Write clear text instructions
Test on representative inputs
If results are inconsistent → add 2-4 few-shot examples
Target examples at the specific failure mode (format, judgment, hallucination)

Do not start with few-shot if text instructions work. Do not add more text if text has already failed. The escalation is directional: text → examples, not text → more text.

Claude Generalizes, Not Memorizes

Few-shot examples teach judgment patterns, not rigid templates. Two well-chosen examples enable correct generalization to unseen inputs. Claude does not need an example for every possible case — it learns the decision logic from a small set and applies it broadly.

This is why 2-4 comprehensive examples outperform 8+ narrow ones. Each example should teach a different skill (format, boundary judgment, null handling) rather than repeating the same lesson with different data.

Combined with Structured Output

For CI pipelines, few-shot examples in CLAUDE.md handle content and judgment calibration, while --json-schema handles structural guarantees. They are complementary: the schema ensures field names and types; the examples ensure field values are correct and non-hallucinated.

What Does Not Work Instead

More text emphasis. “Format is critical, follow it exactly” does not improve compliance. Claude needs to see the format, not be told it matters.

Confidence thresholds. LLM self-reported confidence is poorly calibrated — overconfident on hard cases, uncertain on easy ones. No threshold setting fixes this.

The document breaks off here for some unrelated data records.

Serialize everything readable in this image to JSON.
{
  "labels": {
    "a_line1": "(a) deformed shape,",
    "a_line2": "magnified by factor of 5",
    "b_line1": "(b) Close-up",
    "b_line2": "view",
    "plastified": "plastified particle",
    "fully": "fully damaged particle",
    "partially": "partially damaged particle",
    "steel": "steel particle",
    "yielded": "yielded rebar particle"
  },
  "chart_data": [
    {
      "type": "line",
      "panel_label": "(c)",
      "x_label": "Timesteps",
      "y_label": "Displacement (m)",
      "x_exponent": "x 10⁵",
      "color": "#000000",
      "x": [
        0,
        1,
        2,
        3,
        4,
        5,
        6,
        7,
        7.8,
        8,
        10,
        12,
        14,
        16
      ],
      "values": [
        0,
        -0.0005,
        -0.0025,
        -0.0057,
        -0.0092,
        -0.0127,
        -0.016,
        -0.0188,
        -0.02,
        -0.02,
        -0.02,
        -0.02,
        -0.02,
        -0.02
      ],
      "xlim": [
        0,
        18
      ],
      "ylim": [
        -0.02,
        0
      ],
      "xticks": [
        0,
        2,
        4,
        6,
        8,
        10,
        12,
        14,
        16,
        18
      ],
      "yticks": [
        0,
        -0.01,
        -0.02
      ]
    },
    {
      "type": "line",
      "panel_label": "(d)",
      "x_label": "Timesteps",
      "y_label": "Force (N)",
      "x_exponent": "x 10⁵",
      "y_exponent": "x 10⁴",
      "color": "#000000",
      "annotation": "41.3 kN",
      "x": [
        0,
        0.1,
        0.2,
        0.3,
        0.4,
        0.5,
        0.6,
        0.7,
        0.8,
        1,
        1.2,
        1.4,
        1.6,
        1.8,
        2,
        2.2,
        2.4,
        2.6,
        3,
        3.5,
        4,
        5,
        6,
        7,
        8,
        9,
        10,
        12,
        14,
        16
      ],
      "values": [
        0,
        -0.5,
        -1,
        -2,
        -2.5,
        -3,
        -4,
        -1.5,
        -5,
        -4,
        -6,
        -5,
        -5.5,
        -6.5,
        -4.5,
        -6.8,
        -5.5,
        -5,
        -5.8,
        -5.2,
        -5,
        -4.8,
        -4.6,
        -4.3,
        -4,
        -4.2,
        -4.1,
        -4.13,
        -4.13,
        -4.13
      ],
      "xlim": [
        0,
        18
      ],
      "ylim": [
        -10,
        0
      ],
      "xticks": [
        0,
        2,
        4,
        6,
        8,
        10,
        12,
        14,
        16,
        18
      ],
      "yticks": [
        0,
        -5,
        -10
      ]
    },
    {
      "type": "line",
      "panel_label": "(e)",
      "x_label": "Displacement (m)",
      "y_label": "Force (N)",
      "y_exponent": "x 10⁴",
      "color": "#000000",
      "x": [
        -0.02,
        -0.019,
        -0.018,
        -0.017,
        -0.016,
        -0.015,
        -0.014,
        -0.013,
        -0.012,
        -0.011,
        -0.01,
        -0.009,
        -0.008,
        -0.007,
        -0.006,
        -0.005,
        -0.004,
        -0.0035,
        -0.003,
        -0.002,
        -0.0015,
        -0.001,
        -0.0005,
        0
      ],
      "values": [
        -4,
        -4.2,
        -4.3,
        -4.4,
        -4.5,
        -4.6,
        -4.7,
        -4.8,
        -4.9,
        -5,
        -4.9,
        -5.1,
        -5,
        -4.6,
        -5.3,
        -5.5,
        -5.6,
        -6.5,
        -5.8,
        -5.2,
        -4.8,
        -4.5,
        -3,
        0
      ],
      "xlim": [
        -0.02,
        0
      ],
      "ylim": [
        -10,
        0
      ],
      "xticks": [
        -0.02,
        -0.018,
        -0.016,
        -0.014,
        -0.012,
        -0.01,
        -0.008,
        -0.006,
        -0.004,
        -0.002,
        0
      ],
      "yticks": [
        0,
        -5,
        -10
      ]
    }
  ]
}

Model changes. If text instructions produce inconsistent results, switching models moves the problem. Examples fix the calibration at the prompt level.

Repeated execution. Each API call is independent. Claude does not learn from prior calls or accumulate experience across runs.

One-liner: When text instructions produce inconsistent output, add 2-4 few-shot examples — they fix format compliance (64% → 91%), judgment accuracy (35% → 89%), and hallucination (31% → 4%) in ways that more text cannot.